Her path of destruction wove erratically through the garden, and she finally ended up near the front gate. Body still trembling in geriatric Berserker rage, she stopped to catch her breath. Swiping one chubby wrist across her sweat-streaked forehead, Millicent looked up to see her defeat was complete: Agnes Harcourt-Smythe and her Garden Society cronies stood at the garden gate, mouths open in identical shocked O's.
**************************
Harold went to the sideboard and poured two fingers of his favorite single-malt scotch into a tumbler. With a contented sigh, he eased into his well-worn chair, put his tumbler on the side table sans coaster, and, kicking aside some fussy furbelows, plunked his feet on the coffee table. The telephone rang just as he pulled a fat cigar from his jacket pocket.
“Hello.”
“Harold? It's Reggie. I just heard about Millicent. What a shock that must have been. Are you okay?”
Harold leaned back in his chair and settled one ankle on the other. “I'm managing.”
“Gertie wanted to know if she could bring over something for you to eat, maybe a nice casserole.”
Glancing back to the kitchen, Harold thought of the leftover vegetable loaf in the garbage and the thick steak marinating in the icebox. “Tell her thank you, but no. I've plenty to eat here.”
“You just let us know if there's anything we can do.” Reggie paused. “Any idea what could have made her go off the deep end like that?”
“I really can't say.”
“Who can ever say in something like this,” Reggie said. “Where did they take her?”

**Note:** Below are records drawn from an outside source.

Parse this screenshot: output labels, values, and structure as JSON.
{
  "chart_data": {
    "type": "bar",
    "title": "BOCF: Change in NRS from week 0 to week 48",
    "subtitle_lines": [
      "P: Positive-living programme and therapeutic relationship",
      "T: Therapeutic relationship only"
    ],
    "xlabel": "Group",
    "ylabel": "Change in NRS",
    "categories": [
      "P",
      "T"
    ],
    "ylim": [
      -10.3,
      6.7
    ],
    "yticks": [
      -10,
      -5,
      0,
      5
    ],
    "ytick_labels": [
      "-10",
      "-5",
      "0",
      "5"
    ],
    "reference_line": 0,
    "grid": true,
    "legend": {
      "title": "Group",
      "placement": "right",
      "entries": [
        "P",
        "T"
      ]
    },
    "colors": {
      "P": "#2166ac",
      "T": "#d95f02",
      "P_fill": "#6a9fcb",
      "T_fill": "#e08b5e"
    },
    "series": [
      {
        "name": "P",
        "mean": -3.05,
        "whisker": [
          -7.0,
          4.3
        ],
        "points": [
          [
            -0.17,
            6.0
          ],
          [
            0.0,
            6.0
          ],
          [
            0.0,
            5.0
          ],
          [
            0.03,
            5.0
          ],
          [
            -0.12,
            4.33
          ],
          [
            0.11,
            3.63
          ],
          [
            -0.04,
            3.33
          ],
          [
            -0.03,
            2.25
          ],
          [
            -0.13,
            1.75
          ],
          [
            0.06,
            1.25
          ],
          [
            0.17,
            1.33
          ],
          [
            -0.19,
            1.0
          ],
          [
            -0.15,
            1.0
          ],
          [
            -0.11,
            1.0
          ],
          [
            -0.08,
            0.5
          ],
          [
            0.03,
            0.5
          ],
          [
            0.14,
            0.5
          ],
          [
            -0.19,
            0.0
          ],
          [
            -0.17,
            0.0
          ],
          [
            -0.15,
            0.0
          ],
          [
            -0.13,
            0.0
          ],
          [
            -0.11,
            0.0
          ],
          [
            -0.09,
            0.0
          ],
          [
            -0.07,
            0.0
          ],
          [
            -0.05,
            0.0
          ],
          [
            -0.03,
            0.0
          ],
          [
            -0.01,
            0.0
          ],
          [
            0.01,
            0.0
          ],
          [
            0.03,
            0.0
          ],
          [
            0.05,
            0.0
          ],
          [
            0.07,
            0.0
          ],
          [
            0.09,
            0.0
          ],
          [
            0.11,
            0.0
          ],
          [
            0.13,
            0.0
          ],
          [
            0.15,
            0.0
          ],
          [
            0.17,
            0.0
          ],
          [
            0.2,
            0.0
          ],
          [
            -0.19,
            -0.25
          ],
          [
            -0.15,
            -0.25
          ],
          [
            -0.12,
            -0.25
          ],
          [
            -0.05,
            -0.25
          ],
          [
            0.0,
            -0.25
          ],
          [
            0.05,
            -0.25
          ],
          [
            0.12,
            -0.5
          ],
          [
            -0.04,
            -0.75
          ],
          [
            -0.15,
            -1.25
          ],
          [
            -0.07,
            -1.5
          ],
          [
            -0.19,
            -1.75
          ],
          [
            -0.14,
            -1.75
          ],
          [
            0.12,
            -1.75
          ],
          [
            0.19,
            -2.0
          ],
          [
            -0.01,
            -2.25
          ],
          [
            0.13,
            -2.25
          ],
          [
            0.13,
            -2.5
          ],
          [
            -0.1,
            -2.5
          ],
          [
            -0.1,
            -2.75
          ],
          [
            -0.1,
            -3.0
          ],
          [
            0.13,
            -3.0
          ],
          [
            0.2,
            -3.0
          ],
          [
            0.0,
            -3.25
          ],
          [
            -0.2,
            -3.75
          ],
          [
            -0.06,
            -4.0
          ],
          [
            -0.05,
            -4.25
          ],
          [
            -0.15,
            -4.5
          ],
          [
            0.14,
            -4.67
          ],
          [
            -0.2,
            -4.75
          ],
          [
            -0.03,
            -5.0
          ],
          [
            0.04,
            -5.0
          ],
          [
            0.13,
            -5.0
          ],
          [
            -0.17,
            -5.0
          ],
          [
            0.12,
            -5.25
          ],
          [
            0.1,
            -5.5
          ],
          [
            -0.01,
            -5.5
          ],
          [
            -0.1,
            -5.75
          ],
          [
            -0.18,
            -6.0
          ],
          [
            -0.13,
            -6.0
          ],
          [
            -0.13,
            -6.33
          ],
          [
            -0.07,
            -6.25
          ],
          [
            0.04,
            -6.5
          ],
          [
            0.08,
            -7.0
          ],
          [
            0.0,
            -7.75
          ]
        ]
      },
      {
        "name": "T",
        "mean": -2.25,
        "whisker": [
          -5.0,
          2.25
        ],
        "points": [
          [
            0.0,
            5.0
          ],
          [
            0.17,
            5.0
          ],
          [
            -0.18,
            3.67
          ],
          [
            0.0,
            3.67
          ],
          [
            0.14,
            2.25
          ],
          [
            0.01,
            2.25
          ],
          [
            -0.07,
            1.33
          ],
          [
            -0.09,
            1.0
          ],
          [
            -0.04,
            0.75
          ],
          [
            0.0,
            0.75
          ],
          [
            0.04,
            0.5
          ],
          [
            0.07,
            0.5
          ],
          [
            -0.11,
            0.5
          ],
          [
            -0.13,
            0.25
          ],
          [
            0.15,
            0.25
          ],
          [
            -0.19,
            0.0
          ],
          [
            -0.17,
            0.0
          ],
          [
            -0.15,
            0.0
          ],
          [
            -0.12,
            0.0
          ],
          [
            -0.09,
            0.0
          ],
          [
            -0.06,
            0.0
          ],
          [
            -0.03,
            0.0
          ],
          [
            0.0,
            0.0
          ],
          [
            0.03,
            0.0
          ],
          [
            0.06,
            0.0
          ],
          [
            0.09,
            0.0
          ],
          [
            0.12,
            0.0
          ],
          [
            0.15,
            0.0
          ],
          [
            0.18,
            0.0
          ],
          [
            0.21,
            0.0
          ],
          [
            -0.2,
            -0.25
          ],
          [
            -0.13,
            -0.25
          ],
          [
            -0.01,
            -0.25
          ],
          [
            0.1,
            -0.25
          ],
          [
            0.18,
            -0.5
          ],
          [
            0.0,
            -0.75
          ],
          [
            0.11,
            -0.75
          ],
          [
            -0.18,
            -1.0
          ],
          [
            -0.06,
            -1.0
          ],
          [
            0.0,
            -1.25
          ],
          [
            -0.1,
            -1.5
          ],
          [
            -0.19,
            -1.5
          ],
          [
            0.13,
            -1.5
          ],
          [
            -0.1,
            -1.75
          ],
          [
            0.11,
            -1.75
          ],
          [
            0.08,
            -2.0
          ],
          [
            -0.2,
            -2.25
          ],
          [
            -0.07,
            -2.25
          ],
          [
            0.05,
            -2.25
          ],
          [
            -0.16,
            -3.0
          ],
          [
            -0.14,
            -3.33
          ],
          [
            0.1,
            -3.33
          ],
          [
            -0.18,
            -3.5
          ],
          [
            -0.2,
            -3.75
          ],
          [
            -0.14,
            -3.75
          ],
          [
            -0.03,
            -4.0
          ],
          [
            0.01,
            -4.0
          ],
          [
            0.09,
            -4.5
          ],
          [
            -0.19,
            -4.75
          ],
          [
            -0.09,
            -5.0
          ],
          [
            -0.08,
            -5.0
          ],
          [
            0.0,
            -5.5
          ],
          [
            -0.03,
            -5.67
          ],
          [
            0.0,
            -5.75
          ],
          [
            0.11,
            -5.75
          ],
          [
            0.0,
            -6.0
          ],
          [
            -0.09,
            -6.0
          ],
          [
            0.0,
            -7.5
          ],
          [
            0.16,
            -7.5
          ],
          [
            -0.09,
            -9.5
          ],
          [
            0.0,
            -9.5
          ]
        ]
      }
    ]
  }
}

“Shady Acres Sanatorium. I've been assured she's in very good hands.” Harold lit the cigar and took a deep puff. “They have a number of programs designed to calm frazzled nerves, including individual, group, and occupational therapy ... though I imagine in her case they may skip the gardening therapy.”
“How long will she need to stay?”
“It depends on how well she progresses. I'll be allowed only minimal visitation for a while.” He took a sip of scotch, inhaling the woodsy bouquet. “But at least she has Mitzi with her.”
“That'll be some comfort. I'm sure all she needs is a good rest and she'll be back to normal in no time.”
“Yes,” Harold agreed. “Some nice quiet time is just what's needed.”
“I'm glad to hear you're holding up so well,” Reggie said. “How's the rest of the family? Seen the grandkids lately? Oh, and did you ever look into ordering a pet bunny for them from that place I told you about?”
“Sure did.”
“How did it work out?”
“Oh,” Harold said, holding his scotch up in a silent toast. “I'd say it worked out perfectly.”